Note: This bug is displayed in read-only format because the product is no longer active in Red Hat Bugzilla.
RHEL Engineering is moving the tracking of its product development work on RHEL 6 through RHEL 9 to Red Hat Jira (issues.redhat.com). If you're a Red Hat customer, please continue to file support cases via the Red Hat customer portal. If you're not, please head to the "RHEL project" in Red Hat Jira and file new tickets here. Individual Bugzilla bugs in the statuses "NEW", "ASSIGNED", and "POST" are being migrated throughout September 2023. Bugs of Red Hat partners with an assigned Engineering Partner Manager (EPM) are migrated in late September as per pre-agreed dates. Bugs against components "kernel", "kernel-rt", and "kpatch" are only migrated if still in "NEW" or "ASSIGNED". If you cannot log in to RH Jira, please consult article #7032570. That failing, please send an e-mail to the RH Jira admins at rh-issues@redhat.com to troubleshoot your issue as a user management inquiry. The email creates a ServiceNow ticket with Red Hat. Individual Bugzilla bugs that are migrated will be moved to status "CLOSED", resolution "MIGRATED", and set with "MigratedToJIRA" in "Keywords". The link to the successor Jira issue will be found under "Links", have a little "two-footprint" icon next to it, and direct you to the "RHEL project" in Red Hat Jira (issue links are of type "https://issues.redhat.com/browse/RHEL-XXXX", where "X" is a digit). This same link will be available in a blue banner at the top of the page informing you that that bug has been migrated.

Bug 1133064

Summary: Device mapper multipath will not create some maps even though block devices are available from NetApp FAS6240
Product: Red Hat Enterprise Linux 6 Reporter: Jason Czech <jason.czech>
Component: device-mapper-multipathAssignee: Ben Marzinski <bmarzins>
Status: CLOSED INSUFFICIENT_DATA QA Contact: Lin Li <lilin>
Severity: high Docs Contact:
Priority: high    
Version: 6.4CC: agk, bdonahue, bmarzins, ctatman, dwysocha, heinzm, jason.czech, jbrassow, lilin, msnitzer, prajnoha, prockai, rbalakri, salmy, zkabelac
Target Milestone: rc   
Target Release: ---   
Hardware: x86_64   
OS: Linux   
Whiteboard:
Fixed In Version: Doc Type: If docs needed, set a value
Doc Text:
Story Points: ---
Clone Of: Environment:
Last Closed: 2017-09-29 21:48:12 UTC Type: Bug
Regression: --- Mount Type: ---
Documentation: --- CRM:
Verified Versions: Category: ---
oVirt Team: --- RHEL 7.3 requirements from Atomic Host:
Cloudforms Team: --- Target Upstream Version:
Embargoed:
Attachments:
Description Flags
coeus messages and config files
none
Kraken "multipath -v6" and "dmsetup table" output none

Description Jason Czech 2014-08-22 15:09:59 UTC
Created attachment 929682 [details]
coeus messages and config files

Description of problem: Device mapper multipath will not create maps even though block devices are available from NetApp FAS6240. It errors with "device or resource busy". Removing the block devs, flsuhing unused maps, and rescanning results in the same error. All maps except one are successfully created.

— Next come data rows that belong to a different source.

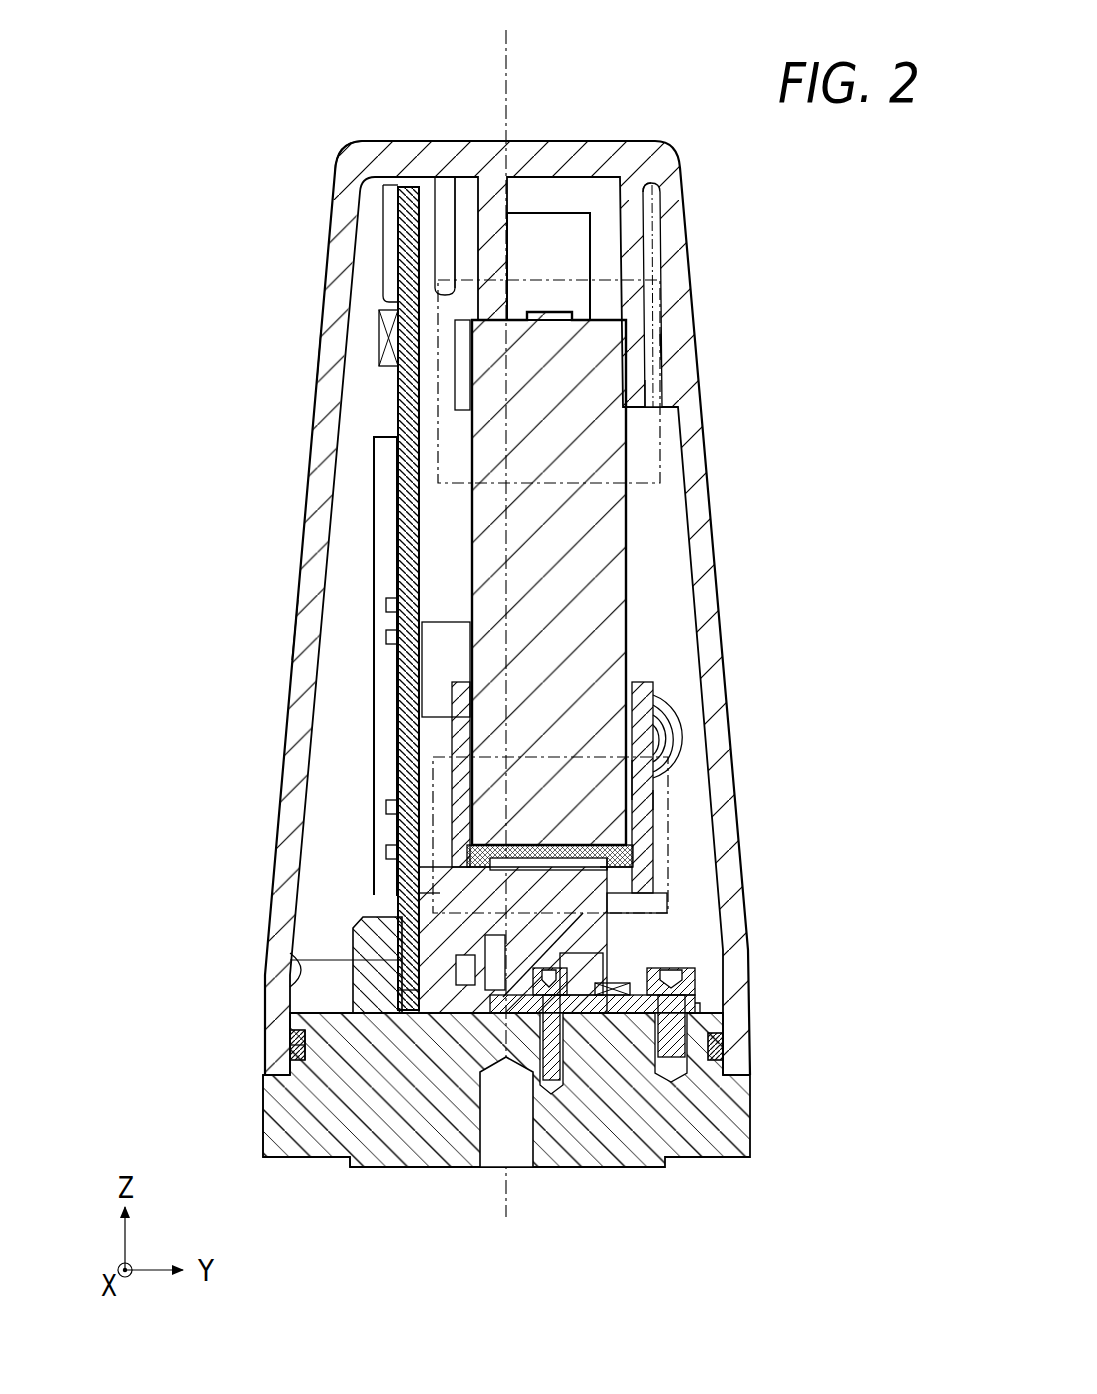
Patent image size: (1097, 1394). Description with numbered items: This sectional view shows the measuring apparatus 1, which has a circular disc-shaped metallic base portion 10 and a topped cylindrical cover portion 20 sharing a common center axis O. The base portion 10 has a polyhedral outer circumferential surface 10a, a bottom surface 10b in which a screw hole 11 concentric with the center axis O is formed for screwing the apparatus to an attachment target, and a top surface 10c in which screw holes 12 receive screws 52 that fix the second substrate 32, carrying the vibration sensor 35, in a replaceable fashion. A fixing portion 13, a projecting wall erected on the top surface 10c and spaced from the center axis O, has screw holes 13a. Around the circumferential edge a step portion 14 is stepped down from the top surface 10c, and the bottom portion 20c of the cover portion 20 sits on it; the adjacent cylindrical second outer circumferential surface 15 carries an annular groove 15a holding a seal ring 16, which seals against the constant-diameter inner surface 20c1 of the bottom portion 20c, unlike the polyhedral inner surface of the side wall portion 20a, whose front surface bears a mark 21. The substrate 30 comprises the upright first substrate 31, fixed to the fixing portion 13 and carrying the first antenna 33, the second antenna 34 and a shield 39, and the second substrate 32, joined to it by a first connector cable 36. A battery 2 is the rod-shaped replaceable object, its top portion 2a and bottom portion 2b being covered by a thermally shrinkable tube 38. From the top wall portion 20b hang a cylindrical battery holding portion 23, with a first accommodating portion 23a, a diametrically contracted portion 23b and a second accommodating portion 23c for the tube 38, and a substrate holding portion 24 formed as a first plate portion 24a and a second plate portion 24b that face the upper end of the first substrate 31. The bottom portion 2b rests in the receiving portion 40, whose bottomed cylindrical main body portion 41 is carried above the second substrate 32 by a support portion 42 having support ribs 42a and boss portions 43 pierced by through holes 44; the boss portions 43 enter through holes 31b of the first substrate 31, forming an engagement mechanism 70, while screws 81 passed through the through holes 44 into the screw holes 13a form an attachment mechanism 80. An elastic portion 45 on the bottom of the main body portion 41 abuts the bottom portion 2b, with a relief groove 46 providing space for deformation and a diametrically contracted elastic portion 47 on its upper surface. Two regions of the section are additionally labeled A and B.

The measuring apparatus 1 is at (260, 116).
The battery 2 is at (630, 557).
The top portion of the battery 2a is at (546, 308).
The bottom portion of the battery 2b is at (667, 905).
The base portion 10 is at (620, 1166).
The outer circumferential surface 10a is at (260, 1122).
The bottom surface 10b is at (405, 1170).
The top surface 10c is at (706, 1006).
The screw hole 11 is at (503, 1100).
The screw holes 12 is at (548, 1092).
The fixing portion 13 is at (372, 928).
The screw holes 13a is at (380, 962).
The step portion 14 is at (290, 1062).
The second outer circumferential surface 15 is at (296, 1032).
The annular groove 15a is at (296, 1052).
The seal ring 16 is at (304, 1040).
The cover portion 20 is at (302, 577).
The side wall portion 20a is at (284, 634).
The top wall portion 20b is at (382, 144).
The bottom portion 20c is at (262, 984).
The inner surface 20c1 is at (340, 952).
The mark 21 is at (315, 368).
The battery holding portion 23 is at (652, 362).
The first accommodating portion 23a is at (646, 402).
The diametrically contracted portion 23b is at (650, 335).
The second accommodating portion 23c is at (620, 233).
The substrate holding portion 24 is at (380, 237).
The first plate portion 24a is at (405, 190).
The second plate portion 24b is at (460, 250).
The substrate 30 is at (397, 480).
The first substrate 31 is at (295, 598).
The through holes 31b is at (408, 1012).
The second substrate 32 is at (592, 1114).
The first antenna 33 is at (396, 318).
The second antenna 34 is at (379, 335).
The sensor 35 is at (600, 968).
The first connector cable 36 is at (684, 730).
The thermally shrinkable tube 38 is at (628, 447).
The shield 39 is at (382, 722).
The receiving portion 40 is at (656, 805).
The main body portion 41 is at (646, 786).
The support portion 42 is at (450, 868).
The support ribs 42a is at (440, 898).
The boss portions 43 is at (380, 1000).
The through holes 44 is at (440, 1000).
The elastic portion 45 is at (650, 860).
The relief groove 46 is at (650, 878).
The diametrically contracted elastic portion 47 is at (654, 800).
The screws 52 is at (603, 955).
The engagement mechanism 70 is at (415, 985).
The attachment mechanism 80 is at (462, 988).
The screws 81 is at (492, 992).
The region A is at (662, 272).
The region B is at (672, 835).
The center axis O is at (504, 62).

Version-Release number of selected component (if applicable): Stock 6.4 installation with the following upgraded packages

bfa-firmware-3.2.21.1-2.el6.noarch
device-mapper-multipath-0.4.9-72.el6_5.3.x86_64
device-mapper-multipath-libs-0.4.9-72.el6_5.3.x86_64
kernel-2.6.32-431.23.3.el6.x86_64
kernel-devel-2.6.32-431.23.3.el6.x86_64
kernel-doc-2.6.32-431.23.3.el6.noarch
kernel-firmware-2.6.32-431.23.3.el6.noarch
kernel-headers-2.6.32-431.23.3.el6.x86_64
kpartx-0.4.9-72.el6_5.3.x86_64

How reproducible: Every reboot results in one of the NetApp maps refusing to be created.  The specific map changes at random.

Steps to Reproduce:
1. Reboot server

Actual results:

One NetApp device mapper path does not get created.

Expected results:

/dev/mapper/hpwnetapp02_000 and /dev/mapper/hpwnetapp02_001 should be created.

Additional info:

Kernel boot options:
title Red Hat Enterprise Linux Server (2.6.32-431.23.3.el6.x86_64)
        root (hd0,0)
        kernel /vmlinuz-2.6.32-431.23.3.el6.x86_64 ro root=UUID=4249a09d-0804-4199-aa18-6630a98f8ab7 intel_iommu=on rd_NO_LUKS rd_NO_LVM LANG=en_US.UTF-8 rd_NO_MD SYSFONT=latarcyrheb-sun16 crashkernel=auto  KEYBOARDTYPE=pc KEYTABLE=us rd_NO_DM rhgb vga=0x303 noresume transparent_hugepage=never log_buf_len=4M
        initrd /initramfs-2.6.32-431.23.3.el6.x86_64.img

Attached dmesg output, /etc/multipath.conf, /etc/multipath/bindings, /etc/multipath/wwids, /etc/lvm/lvm.conf, /var/log/messages, multipath -v6 output

Comment 2 Ben Marzinski 2014-08-28 15:19:06 UTC
It looks like your problem in the run recorded in coeus_multipath_-v6.txt is that the dm device hpwnetapp02_000 does exist, but it's not a multipath device.

Looking here:
Aug 22 11:00:37 | libdevmapper: ioctl/libdm-iface.c(1724): dm table 360001ff00c68030f8d0108000000fa00  NF   [16384] (*1)
Aug 22 11:00:37 | libdevmapper: ioctl/libdm-iface.c(1724): dm table 360001ff00c68030f8d0108000000fa00  NF   [16384] (*1)
Aug 22 11:00:37 | libdevmapper: ioctl/libdm-iface.c(1724): dm status 360001ff00c68030f8d0108000000fa00  NF   [16384] (*1)
Aug 22 11:00:37 | libdevmapper: ioctl/libdm-iface.c(1724): dm info 360001ff00c68030f8d0108000000fa00  OF   [16384] (*1)
Aug 22 11:00:37 | libdevmapper: ioctl/libdm-iface.c(1724): dm info 360001ff00c68030f8d0108000000fa00  NF   [16384] (*1)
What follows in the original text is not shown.